Des milliers de sans papiers bravent l'interdiction de manifester

Par Jacques Valentin
5 juin 2020

Le samedi 30 mai des milliers de sans-papiers et de travailleurs migrants hébergés en foyers, soutenus par des collectifs de défense, ont participé à une Marche des solidarités, bravant l'interdiction de manifester. Des marches ont aussi été organisées dans toute la France.

Les manifestants et le collectif, créé il y a 3 ans, actuellement de 210 organisations, qui a soutenu la Marche des solidarités, demandent la régularisation immédiate des sans papiers, la fermeture des Centres de rétention administratives (CRA) où sont internés les étrangers en attente d'expulsion, le droit au logement et une véritable égalité sociale et politique pour toutes les personnes vivant en France, sans distinction d'origine. Les crimes de l'Union européenne contre les migrants qui se noient en tentant d'entrer en Europe où qui sont internés dans des camps sont également dénoncés.

Dans le contexte du Covid-19, le gouvernement ne fait strictement rien pour les populations les plus vulnérables que ce soit sur le plan social, économique ou sanitaire. La précarité et le surpeuplement des foyers de travailleurs migrants en font des zones privilégiés de développement de l'épidémie. Les personnes à la rue sont également extrêmement vulnérables, d'autant que les dispositifs d'aide aux sans abris ont été fortement désorganisés par le confinement et que la police détruit régulièrement les abris précaires. A cela s'ajoute la mise en place par le gouvernement de Macron et Philippe de délais de carence pour l'accès au soin des réfugiés et de nouvelles entraves à l’ouverture des droits à l'aide médical Etat pour les étrangers en situation irrégulière.

Aujourd’hui on estime que 500.000 personnes sans-papiers sont présentes sur le sol français. Elles sont environ 4 millions sur le territoire de l’Union européenne. Les dernières régularisations collectives de sans-papiers en France datent de 1981 et 1997. A chaque fois les milieux dirigeants français ont organisés des surenchères politiques sans fin sur le sujet, alimentant le discours d'extrême droite. Les régularisations sur une base individuelle n'interviennent qu'au compte goutte.

Année après année, on laisse croitre une énorme population de personnes vivant dans la précarité et l'inquiétude d'être arrêtées et expulsées, alors qu'elles souhaiteraient mener une vie normale.
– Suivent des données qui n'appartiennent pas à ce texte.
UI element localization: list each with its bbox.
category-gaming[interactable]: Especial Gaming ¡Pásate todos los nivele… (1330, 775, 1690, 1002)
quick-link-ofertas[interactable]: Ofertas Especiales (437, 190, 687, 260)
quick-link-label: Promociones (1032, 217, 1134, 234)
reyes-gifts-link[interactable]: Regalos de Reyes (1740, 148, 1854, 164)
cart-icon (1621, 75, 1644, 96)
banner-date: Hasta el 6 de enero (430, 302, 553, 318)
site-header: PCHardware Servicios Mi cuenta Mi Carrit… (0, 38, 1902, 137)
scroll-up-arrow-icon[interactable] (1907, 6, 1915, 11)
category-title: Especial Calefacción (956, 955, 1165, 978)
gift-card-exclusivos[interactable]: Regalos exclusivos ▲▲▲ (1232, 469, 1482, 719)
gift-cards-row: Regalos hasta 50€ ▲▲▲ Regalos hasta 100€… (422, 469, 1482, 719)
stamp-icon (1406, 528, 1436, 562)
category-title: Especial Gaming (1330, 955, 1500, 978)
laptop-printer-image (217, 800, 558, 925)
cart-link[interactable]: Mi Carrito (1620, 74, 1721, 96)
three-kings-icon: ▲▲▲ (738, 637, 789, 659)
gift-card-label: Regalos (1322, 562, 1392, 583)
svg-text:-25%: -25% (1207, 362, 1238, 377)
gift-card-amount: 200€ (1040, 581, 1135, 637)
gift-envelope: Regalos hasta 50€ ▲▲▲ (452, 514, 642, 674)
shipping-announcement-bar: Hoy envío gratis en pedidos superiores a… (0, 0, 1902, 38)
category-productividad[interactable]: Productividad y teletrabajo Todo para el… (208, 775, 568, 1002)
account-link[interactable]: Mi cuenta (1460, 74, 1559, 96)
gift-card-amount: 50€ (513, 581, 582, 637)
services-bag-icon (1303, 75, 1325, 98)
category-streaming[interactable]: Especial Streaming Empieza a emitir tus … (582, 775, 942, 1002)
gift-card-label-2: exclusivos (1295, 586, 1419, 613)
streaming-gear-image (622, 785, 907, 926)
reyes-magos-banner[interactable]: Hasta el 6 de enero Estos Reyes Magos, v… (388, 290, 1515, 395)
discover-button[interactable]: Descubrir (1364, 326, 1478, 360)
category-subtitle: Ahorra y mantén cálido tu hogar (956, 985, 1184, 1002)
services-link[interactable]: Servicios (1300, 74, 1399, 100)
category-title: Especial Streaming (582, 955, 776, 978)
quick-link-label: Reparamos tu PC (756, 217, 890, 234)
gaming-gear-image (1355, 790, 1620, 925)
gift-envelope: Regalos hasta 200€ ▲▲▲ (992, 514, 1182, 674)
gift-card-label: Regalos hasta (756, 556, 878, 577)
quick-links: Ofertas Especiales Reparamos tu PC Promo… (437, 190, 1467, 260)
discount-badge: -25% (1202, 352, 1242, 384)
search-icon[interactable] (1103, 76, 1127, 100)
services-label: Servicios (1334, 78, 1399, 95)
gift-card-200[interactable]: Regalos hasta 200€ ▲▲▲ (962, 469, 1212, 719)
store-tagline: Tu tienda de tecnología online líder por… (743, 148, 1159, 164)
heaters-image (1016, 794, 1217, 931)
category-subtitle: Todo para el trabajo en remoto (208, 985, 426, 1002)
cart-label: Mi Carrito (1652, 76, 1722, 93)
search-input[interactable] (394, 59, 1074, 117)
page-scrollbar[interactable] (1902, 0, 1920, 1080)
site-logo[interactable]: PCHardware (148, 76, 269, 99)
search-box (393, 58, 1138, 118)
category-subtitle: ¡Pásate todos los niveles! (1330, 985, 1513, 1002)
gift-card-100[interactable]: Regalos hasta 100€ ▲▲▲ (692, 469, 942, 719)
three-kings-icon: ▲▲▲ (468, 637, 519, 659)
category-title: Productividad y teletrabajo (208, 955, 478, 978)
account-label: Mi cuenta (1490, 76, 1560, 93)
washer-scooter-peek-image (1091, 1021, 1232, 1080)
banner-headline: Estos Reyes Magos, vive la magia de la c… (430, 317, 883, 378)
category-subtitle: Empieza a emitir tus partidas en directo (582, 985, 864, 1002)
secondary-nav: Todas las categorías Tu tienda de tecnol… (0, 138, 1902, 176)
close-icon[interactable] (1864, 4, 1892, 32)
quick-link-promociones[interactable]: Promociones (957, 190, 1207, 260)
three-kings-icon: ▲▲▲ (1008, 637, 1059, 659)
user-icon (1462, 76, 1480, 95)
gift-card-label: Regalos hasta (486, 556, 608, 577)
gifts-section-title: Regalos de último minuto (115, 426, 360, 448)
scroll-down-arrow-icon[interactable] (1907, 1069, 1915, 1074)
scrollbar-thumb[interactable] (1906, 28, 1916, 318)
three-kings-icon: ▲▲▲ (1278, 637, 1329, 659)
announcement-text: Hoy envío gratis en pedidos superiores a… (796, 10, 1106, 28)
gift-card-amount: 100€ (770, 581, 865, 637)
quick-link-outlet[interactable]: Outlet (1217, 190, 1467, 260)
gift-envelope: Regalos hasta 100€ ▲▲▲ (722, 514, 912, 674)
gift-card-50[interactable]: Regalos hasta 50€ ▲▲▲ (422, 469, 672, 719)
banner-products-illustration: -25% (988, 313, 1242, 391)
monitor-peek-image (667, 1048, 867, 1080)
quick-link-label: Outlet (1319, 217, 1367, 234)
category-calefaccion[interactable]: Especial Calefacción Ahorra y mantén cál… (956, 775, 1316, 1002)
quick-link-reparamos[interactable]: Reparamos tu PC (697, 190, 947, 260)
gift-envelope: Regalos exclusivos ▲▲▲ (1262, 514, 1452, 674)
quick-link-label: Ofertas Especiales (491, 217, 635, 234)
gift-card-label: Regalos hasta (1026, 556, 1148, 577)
Les soutiens importants dont bénéficient les migrants et les sans-papiers sont systématiquement minimisés et occultés par les médias dominants qui favorisent les discours d'exclusion et le racisme. L'émergence du mouvement des "Gilet jaunes" a aussi montré la solidarité des travailleurs avec les migrants et le refus des discours d'extrême droite, à la consternation de tous ceux qui espéraient tirer le mouvement vers le populisme de droite.

La préfecture de police avait interdit la manifestation et a arrêté une cinquantaine de personnes au moment des premières arrivées au lieu de rassemblement à Madeleine et Opéra. Elle a ensuite chargé les cortèges cherchant à accéder aux deux places et effectué de nombreux tirs de gaz lacrymogènes. Mais compte tenu du nombre de manifestants et de leur détermination, la police a été submergée et a du renoncer à empêcher la manifestation. De très nombreuses nationalités étaient représentées ainsi que beaucoup de familles. Les manifestants étaient au nombre de 5.000 selon la Préfecture et environ 10.000 selon les organisateurs. Les manifestants se sont rendus à République dans le calme, où la manifestation s'est dispersée avec une nouvelle intervention policière et quelques interpellations. Une autre manifestation d'un millier de personnes venue de Montreuil pour rejoindre la manifestation parisienne a été bloquée par la police et est ensuite retournée à son point de départ.

Les participants, dont beaucoup n'avaient jamais manifestés, font état de leurs difficultés économiques et souvent de la perte de leurs emplois déclarés ou non, du fait de la crise économique sévère qui accompagne la pandémie de Covid-19.

La manifestation est une des plus importantes pour la défense des sans papiers depuis de nombreuses années. Elle a été suivie quelques jours plus tard par une manifestation, également interdite, de 20.000 personnes en mémoire d'Adama Traoré et de George Floyd. Ces évènements sont le signe d'une radicalisation de la classe ouvrière dans le cadre de la montée internationale de lutte des classes.

Tandis que les gouvernements versent des centaines de milliards à l'oligarchie financière pour sauver ses profits, les travailleurs n'ont comme perspective que le chômage de masse, la baisse des salaires et le démantèlement des acquis sociaux. Alors que les travailleurs se révoltent dans le monde entier contre les inégalités, le racisme et la pauvreté, il faut pour pouvoir les abolir et créer l'égalité sociale et politique à laquelle ils aspirent, mener une lutte socialiste et internationaliste pour abattre l'exploitation capitaliste et le pillage impérialiste.